If one thinks that being creative is painting or playing an instrument, as the school curriculum focuses on the acquisition of more scientific and literary skills, it is easy to believe that creativity is not. encouraged. But the truth is, it can be learned in virtually any subject. Same it can go the other way, that more traditionally creative materials such as music, crafts or visual arts do not promote this quality..
For example, if the subject of art is asked of boys and girls who limit themselves to painting a picture identical to that of a model or that they are asked in music to play a score to the letter, this is no It’s not to foster creativity itself. However, as we have mentioned, these can be the first steps so that students, once they have learned to paint and play an instrument, can later compose their own creations.

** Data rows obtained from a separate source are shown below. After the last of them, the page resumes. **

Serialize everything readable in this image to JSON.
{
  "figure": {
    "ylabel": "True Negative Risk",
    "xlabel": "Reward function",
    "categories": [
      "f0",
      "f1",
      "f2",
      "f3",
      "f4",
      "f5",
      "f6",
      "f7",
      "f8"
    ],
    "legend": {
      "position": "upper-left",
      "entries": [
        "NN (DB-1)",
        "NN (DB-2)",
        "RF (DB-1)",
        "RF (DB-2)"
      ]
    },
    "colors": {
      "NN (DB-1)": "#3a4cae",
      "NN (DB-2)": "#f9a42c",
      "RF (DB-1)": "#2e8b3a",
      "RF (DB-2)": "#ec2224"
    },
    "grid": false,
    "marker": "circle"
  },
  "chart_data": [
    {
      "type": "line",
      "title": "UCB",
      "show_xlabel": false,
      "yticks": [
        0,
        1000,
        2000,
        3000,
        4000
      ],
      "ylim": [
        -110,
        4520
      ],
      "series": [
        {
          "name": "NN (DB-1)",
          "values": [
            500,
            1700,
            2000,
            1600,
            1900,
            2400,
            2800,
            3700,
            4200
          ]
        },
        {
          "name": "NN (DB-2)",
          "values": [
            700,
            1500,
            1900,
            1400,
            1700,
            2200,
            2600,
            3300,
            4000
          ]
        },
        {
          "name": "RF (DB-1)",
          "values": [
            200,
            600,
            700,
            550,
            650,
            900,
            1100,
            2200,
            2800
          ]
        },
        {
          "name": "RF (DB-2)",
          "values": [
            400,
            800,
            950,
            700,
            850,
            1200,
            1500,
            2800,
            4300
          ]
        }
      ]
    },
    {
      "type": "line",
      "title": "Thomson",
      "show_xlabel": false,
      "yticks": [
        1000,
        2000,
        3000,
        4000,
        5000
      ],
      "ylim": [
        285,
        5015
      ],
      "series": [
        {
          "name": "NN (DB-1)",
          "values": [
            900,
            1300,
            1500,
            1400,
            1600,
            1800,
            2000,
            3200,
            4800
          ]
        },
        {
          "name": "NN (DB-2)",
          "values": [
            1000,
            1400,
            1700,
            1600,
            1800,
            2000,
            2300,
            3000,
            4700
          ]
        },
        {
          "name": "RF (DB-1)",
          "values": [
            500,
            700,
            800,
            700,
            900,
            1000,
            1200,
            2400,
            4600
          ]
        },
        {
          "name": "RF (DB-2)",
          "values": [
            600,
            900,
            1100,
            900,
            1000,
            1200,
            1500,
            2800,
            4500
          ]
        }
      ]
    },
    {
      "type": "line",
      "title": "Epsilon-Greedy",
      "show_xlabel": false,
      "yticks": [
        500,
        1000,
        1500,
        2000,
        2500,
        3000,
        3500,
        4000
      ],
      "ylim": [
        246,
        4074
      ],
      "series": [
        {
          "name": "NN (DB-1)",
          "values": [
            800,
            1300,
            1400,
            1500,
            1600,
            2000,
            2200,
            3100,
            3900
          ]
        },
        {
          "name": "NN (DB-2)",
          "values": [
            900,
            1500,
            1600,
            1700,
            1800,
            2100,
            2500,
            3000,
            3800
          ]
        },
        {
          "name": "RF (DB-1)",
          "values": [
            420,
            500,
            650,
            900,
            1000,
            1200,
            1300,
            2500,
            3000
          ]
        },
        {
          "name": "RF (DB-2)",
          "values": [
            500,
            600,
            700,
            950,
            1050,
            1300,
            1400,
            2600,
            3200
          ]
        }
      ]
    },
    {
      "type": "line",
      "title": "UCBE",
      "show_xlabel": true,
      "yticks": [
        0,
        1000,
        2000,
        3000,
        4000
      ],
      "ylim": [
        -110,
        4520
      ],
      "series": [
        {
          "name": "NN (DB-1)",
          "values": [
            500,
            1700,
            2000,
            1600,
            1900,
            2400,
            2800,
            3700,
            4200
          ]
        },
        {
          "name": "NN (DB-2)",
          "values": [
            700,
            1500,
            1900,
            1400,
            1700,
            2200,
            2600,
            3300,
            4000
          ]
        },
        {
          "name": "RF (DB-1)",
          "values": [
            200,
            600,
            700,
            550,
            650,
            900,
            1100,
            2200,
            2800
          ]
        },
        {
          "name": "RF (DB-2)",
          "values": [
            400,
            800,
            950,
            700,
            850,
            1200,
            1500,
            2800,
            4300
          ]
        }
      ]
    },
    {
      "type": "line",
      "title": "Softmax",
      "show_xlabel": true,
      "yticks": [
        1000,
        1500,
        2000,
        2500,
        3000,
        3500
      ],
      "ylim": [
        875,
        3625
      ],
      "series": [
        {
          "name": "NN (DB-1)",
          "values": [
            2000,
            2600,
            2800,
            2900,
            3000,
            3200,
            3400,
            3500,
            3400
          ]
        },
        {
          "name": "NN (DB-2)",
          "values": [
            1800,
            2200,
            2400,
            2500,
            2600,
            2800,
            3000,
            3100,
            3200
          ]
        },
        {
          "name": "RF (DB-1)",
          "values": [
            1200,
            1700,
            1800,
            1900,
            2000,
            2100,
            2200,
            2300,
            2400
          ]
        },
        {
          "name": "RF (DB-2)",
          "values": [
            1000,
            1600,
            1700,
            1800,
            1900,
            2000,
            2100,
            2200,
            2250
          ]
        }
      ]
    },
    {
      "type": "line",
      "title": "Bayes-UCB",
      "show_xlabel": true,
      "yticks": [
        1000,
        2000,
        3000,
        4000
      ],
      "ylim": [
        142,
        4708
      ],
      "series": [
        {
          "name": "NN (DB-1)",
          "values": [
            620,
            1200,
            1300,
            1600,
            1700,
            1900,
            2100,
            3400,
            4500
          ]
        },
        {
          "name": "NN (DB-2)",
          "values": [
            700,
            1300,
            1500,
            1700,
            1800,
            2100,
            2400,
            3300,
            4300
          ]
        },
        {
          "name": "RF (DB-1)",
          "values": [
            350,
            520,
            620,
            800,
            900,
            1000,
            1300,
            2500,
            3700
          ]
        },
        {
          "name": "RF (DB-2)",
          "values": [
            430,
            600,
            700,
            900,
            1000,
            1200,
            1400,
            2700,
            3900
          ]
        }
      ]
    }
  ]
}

Two points can be drawn from the whole debate about whether school kills creativity. The first is that, starting from the fact that there will be more creative children than others, the maximum number of children should have the opportunity to develop and realize their Creative potential. Therefore, schools should provide students with a curriculum that incorporates so-called creative subjects as compulsory subjects, to give the opportunity to those who are more creative in the visual arts to put their skills into practice.
The second point is that true creativity must be incorporated and cultivated throughout the program. As we mentioned, creativity actually refers to a set of similar but different processes. It can manifest itself in many ways and it is the task of every teacher in each subject to find out how.
When does he kill her …
While, as we mentioned, school doesn’t kill creativity in most cases, there are situations that can limit it. There are situations that are repeated very often in schools that can really limit creativity, even if it goes unnoticed even by the teachers themselves.
One of the ways that some research seems to limit creativity the most is that we need to focus excessively on the importance of evaluation.
As you might think, children want to do as well as possible and also want to be praised for their work. If the subject teacher prioritizes assessment and the end result over the whole mental process to get there, the children in the class will be less likely to take risks. Basically, they will want to get a good grade.
Another way to limit creativity is offering very structured activities. When a teacher provides very specific, step-by-step instructions and very specific examples, students in the class are more likely to follow their example as closely as possible. They are less likely to create something new that looks different, something that is the complete opposite of being imaginative and creative.
Highlight and criticize mistakes this is another way in which creativity is limited, in this case in a way that can even be traumatic for some students who fear that doing badly is synonymous with failure. When the teacher is only pointing out a student’s mistakes, especially if he is doing it in front of his classmates, children will feel very embarrassed. Because it will be a very negative experience, boys will be less likely to take risks with alternative paths. They will associate creativity and innovation with the shame of others.
Another way creativity can be deadly in schools, whether in biology or art, is by monitoring student progress. Teachers need to give their students guidance and structure, but it is also important that boys have the opportunity to take an active role in their own education and to be independent. Excessive control over what they do and taking them by the hand in virtually any task they perform limits students’ creativity.
- Robinson, K. (2007) Ken Robinson says that schools kill creativity.
- Leunig, T. (2016) Why real creativity is based on knowledge: Tim Leunig. TEDxWhitehall.
- Karwowski, M. (2021). School doesn’t kill creativity. European psychologist. 0 (0).